At the Great Lakes Region level and beyond Museveni was seen as a ‘peace maker’ and he was facilitated to carry out that mission. However his image has been tarnished by two principle developments. First, there is increasing evidence that Museveni has a plan together with Kagame of Rwanda to create a Nilotic Tutsi-Hima Empire over Bantu people in the Great Lakes Region beginning with Uganda, Rwanda, Burundi and DRC and possibly beyond. This plan has been in the works for more than three decades (Business in Africa April 2001 & J. F. Clark 2002).

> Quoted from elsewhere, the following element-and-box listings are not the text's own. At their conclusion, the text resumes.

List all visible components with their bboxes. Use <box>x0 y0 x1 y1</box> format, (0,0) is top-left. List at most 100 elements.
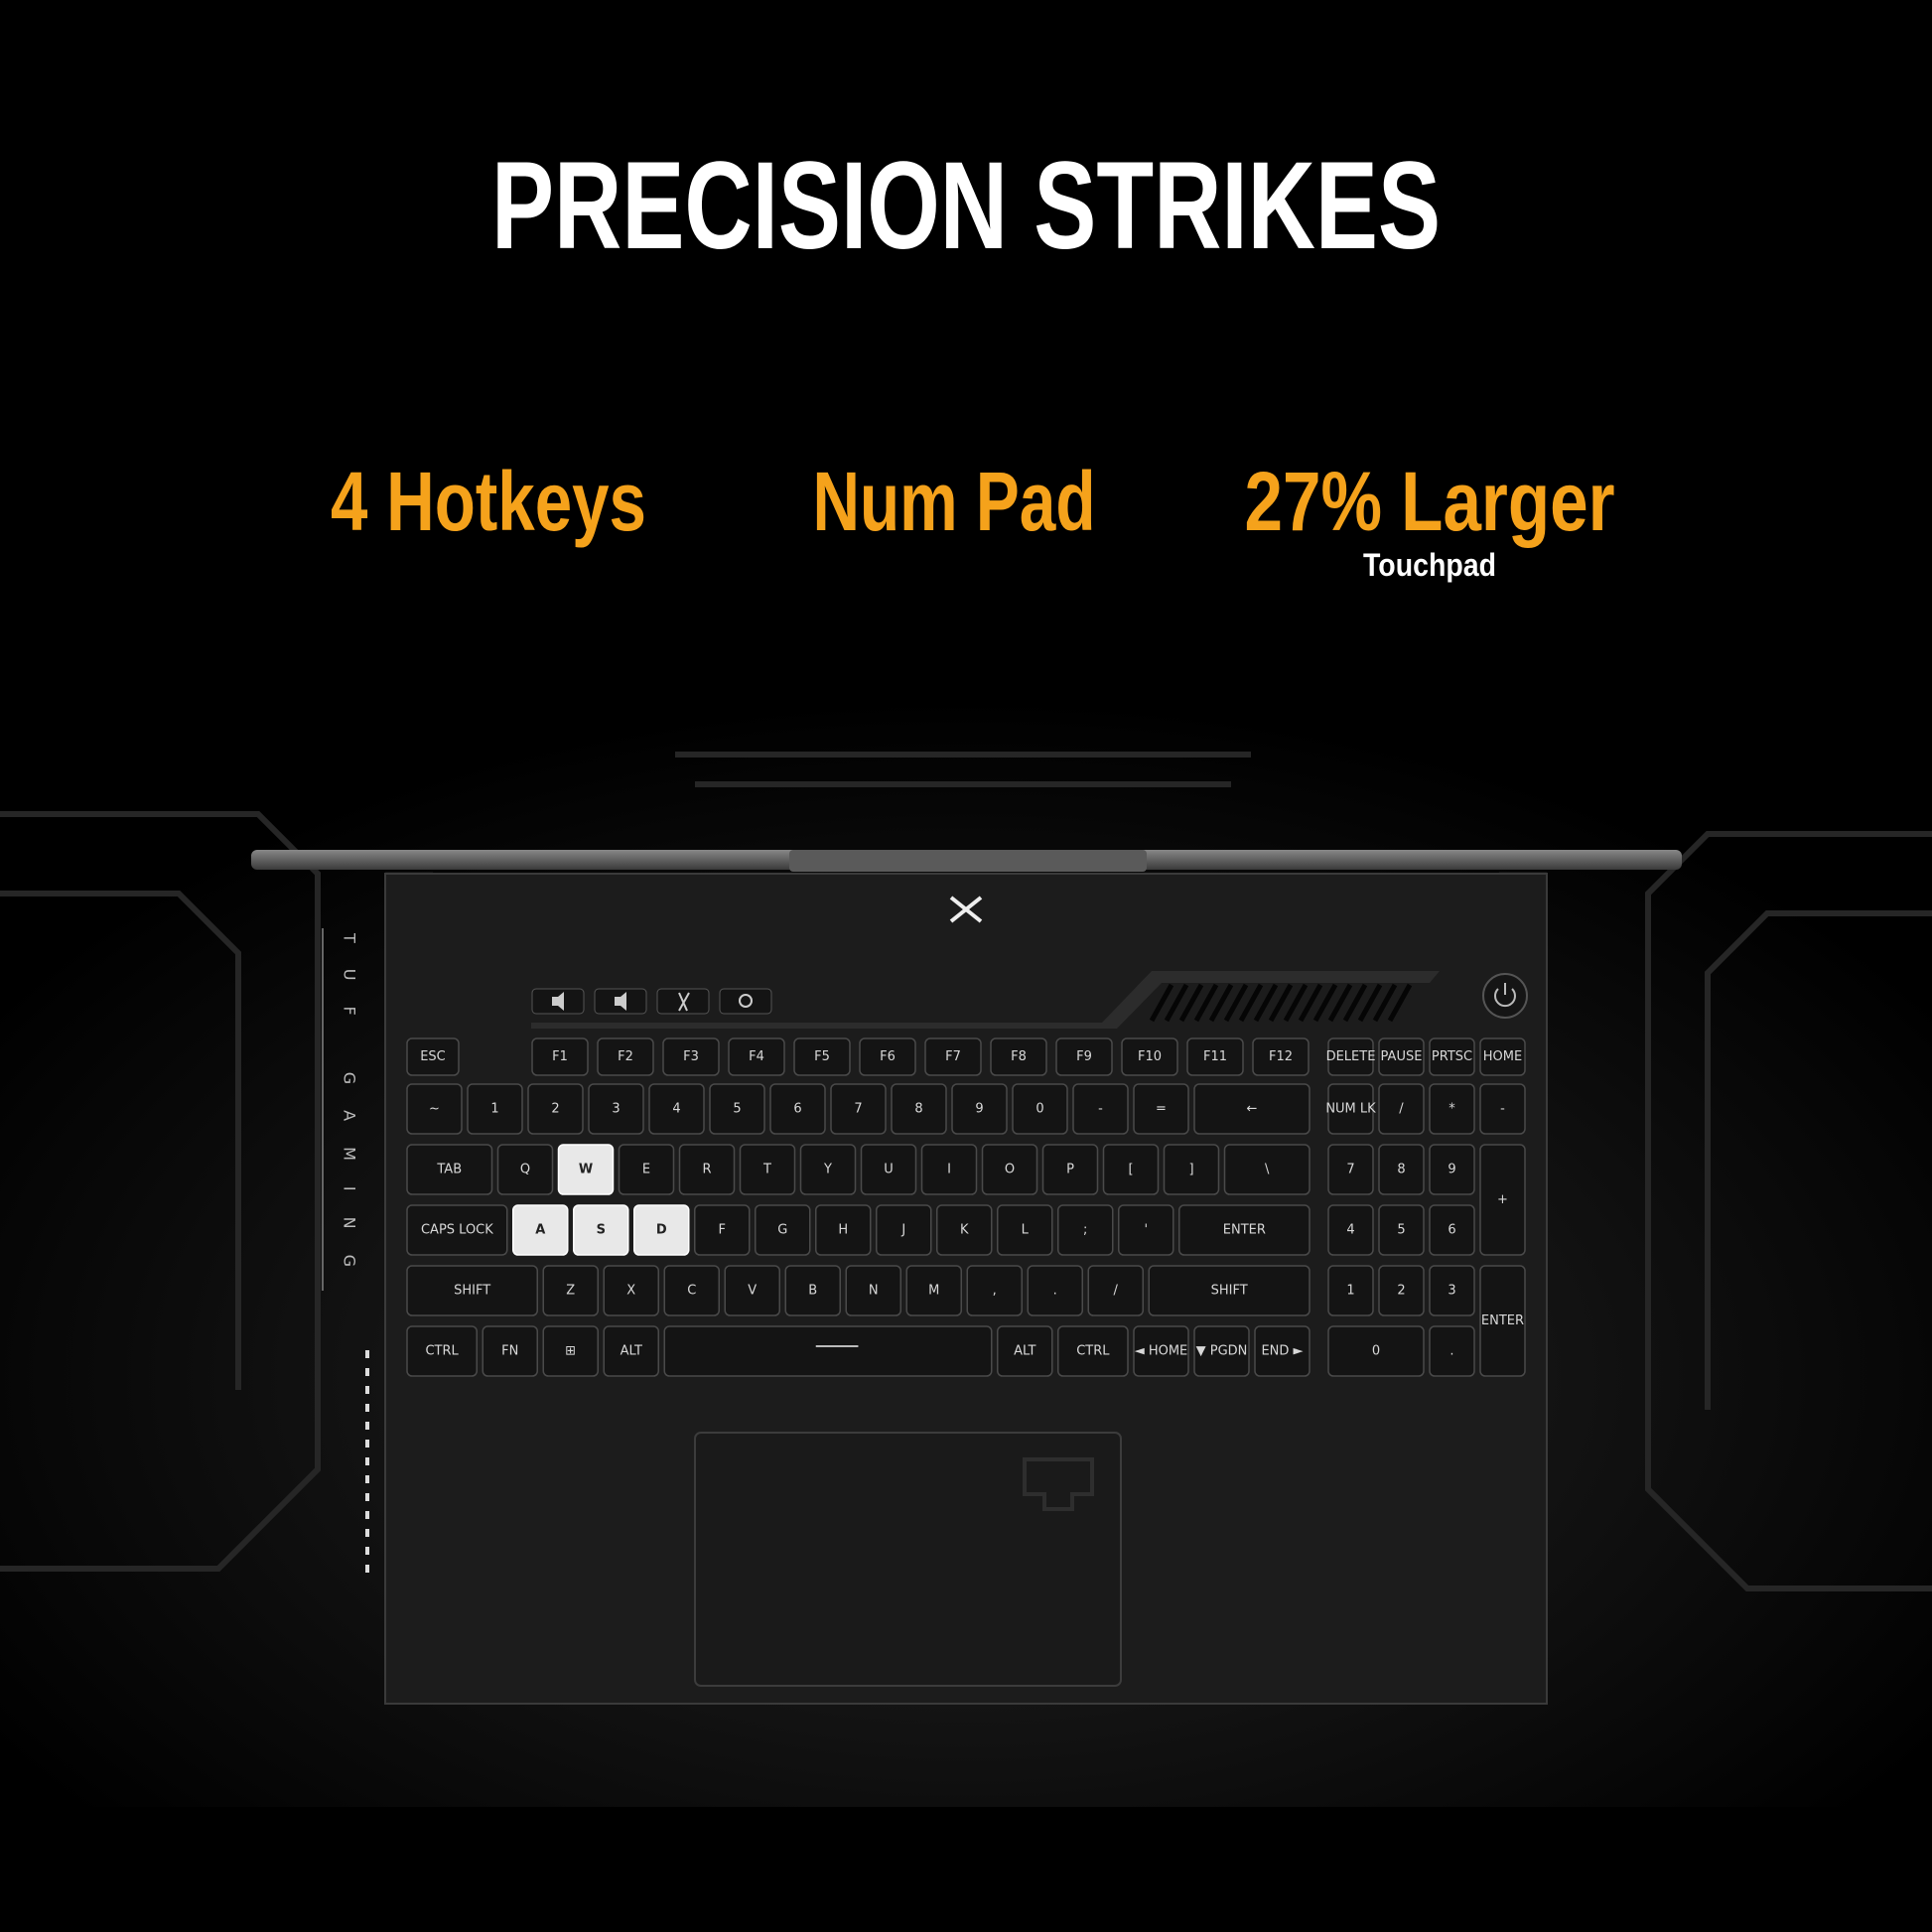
key <box>1479 1144 1526 1256</box>
key <box>496 1144 554 1195</box>
key <box>830 1083 887 1135</box>
key <box>1378 1144 1425 1195</box>
key-label: P <box>1066 1163 1074 1177</box>
key <box>662 1037 720 1076</box>
key-label: = <box>1156 1102 1167 1117</box>
key <box>1378 1037 1425 1076</box>
key <box>1429 1265 1475 1316</box>
key <box>815 1204 872 1256</box>
key-label: . <box>1053 1284 1057 1299</box>
key <box>603 1265 659 1316</box>
keyboard: ESC F1 F2 F3 F4 F5 F6 F7 F8 F9 F10 F11 F12~ 1 2 3 4 5 6 7 8 9… <box>406 1037 1526 1377</box>
key <box>1429 1325 1475 1377</box>
feature-sublabel: Touchpad <box>1363 547 1496 583</box>
side-label: TUF GAMING <box>341 932 359 1293</box>
key-label: END ► <box>1261 1344 1303 1359</box>
icon-armoury <box>739 994 753 1008</box>
key-label: 5 <box>1397 1223 1405 1238</box>
key <box>618 1144 675 1195</box>
key-label: O <box>1005 1163 1015 1177</box>
key-label: 2 <box>1397 1284 1405 1299</box>
webcam-logo <box>949 896 983 923</box>
key <box>1479 1265 1526 1377</box>
hotkey <box>719 988 772 1015</box>
key <box>542 1265 599 1316</box>
key-label: E <box>642 1163 650 1177</box>
key-label: [ <box>1128 1163 1133 1177</box>
key-label: 4 <box>672 1102 680 1117</box>
power-button <box>1482 973 1528 1019</box>
feature-label: 27% Larger <box>1245 455 1615 548</box>
key-label: C <box>687 1284 696 1299</box>
key <box>739 1144 796 1195</box>
key <box>1429 1083 1475 1135</box>
key-label: * <box>1449 1102 1455 1117</box>
key-label: , <box>993 1284 997 1299</box>
key <box>905 1265 962 1316</box>
key <box>512 1204 569 1256</box>
key <box>603 1325 659 1377</box>
key <box>406 1083 463 1135</box>
key-label: - <box>1098 1102 1103 1117</box>
key <box>1378 1204 1425 1256</box>
key-label: F9 <box>1076 1049 1092 1064</box>
touchpad <box>694 1432 1122 1687</box>
key-label: X <box>626 1284 635 1299</box>
key <box>694 1204 751 1256</box>
key <box>1148 1265 1311 1316</box>
key-label: F11 <box>1203 1049 1227 1064</box>
key <box>406 1144 493 1195</box>
key <box>981 1144 1038 1195</box>
key-label: 6 <box>1448 1223 1455 1238</box>
key-label: D <box>656 1223 667 1238</box>
key-label: N <box>869 1284 879 1299</box>
key <box>1252 1037 1310 1076</box>
key-label: F10 <box>1138 1049 1162 1064</box>
key-label: ESC <box>420 1049 446 1064</box>
key-label: F7 <box>945 1049 961 1064</box>
key <box>990 1037 1047 1076</box>
key-label: T <box>762 1163 771 1177</box>
key-label: F6 <box>880 1049 896 1064</box>
key-label: ENTER <box>1481 1313 1524 1328</box>
key <box>924 1037 982 1076</box>
key-label: I <box>947 1163 951 1177</box>
key-label: F5 <box>814 1049 830 1064</box>
key <box>724 1265 780 1316</box>
key-label: ← <box>1247 1102 1258 1117</box>
key <box>1327 1037 1374 1076</box>
key <box>1178 1204 1311 1256</box>
key <box>1121 1037 1178 1076</box>
key-label: K <box>960 1223 969 1238</box>
key <box>1163 1144 1220 1195</box>
key <box>1087 1265 1144 1316</box>
key <box>709 1083 765 1135</box>
key <box>1223 1144 1311 1195</box>
power-icon <box>1494 983 1516 1008</box>
key-label: SHIFT <box>1211 1284 1248 1299</box>
key <box>1327 1204 1374 1256</box>
key <box>467 1083 523 1135</box>
key <box>1327 1265 1374 1316</box>
key-label: ; <box>1083 1223 1087 1238</box>
key-label: 2 <box>551 1102 559 1117</box>
key-label: DELETE <box>1326 1049 1376 1064</box>
key-label: F8 <box>1011 1049 1027 1064</box>
icon-volume-down <box>552 992 564 1011</box>
key <box>1327 1083 1374 1135</box>
key-label: Y <box>823 1163 832 1177</box>
key <box>755 1204 811 1256</box>
key-label: G <box>777 1223 787 1238</box>
key <box>876 1204 932 1256</box>
key <box>1193 1083 1311 1135</box>
key <box>406 1325 478 1377</box>
key-label: ~ <box>429 1102 440 1117</box>
key <box>1102 1144 1160 1195</box>
key-label: 6 <box>793 1102 801 1117</box>
key-label: 7 <box>854 1102 862 1117</box>
headline: PRECISION STRIKES <box>491 137 1441 275</box>
vent <box>1149 983 1413 1023</box>
feature-label: 4 Hotkeys <box>331 455 646 548</box>
key-label: F4 <box>749 1049 764 1064</box>
key-label: 1 <box>490 1102 498 1117</box>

The looting of DRC resources involving Uganda’s armed forces and the president’s close relatives has also had a damaging impact on Museveni’s image as a peace maker. There is sufficient evidence of this exploitation including in United Nations reports to the Security Council. Researchers have reported that Congo’s resource exploitation has taken place in two phases: looting existing stock piles and extracting resources by taking over business concerns or setting up new ones. The looted stock piles included minerals, livestock and agricultural and forest products, banks, mines and factories. The extraction phase included massive harvesting of forest, minerals and other resources (J. F. Clark 2002).

Uganda and Rwanda’s invasion of DRC in 1998 from the Atlantic coast provoked Africa’s First World War and confirmed that Rwanda and Uganda’s military engagements in DRC affairs went beyond national security concerns.

In the latest poll of May 2010, Ugandans have served notice that Museveni should retire at the end of his current term. Thus at the domestic and external levels Museveni’s performance has fallen far below expectations. Hanging onto power longer will only increase repression and diminish his legacy.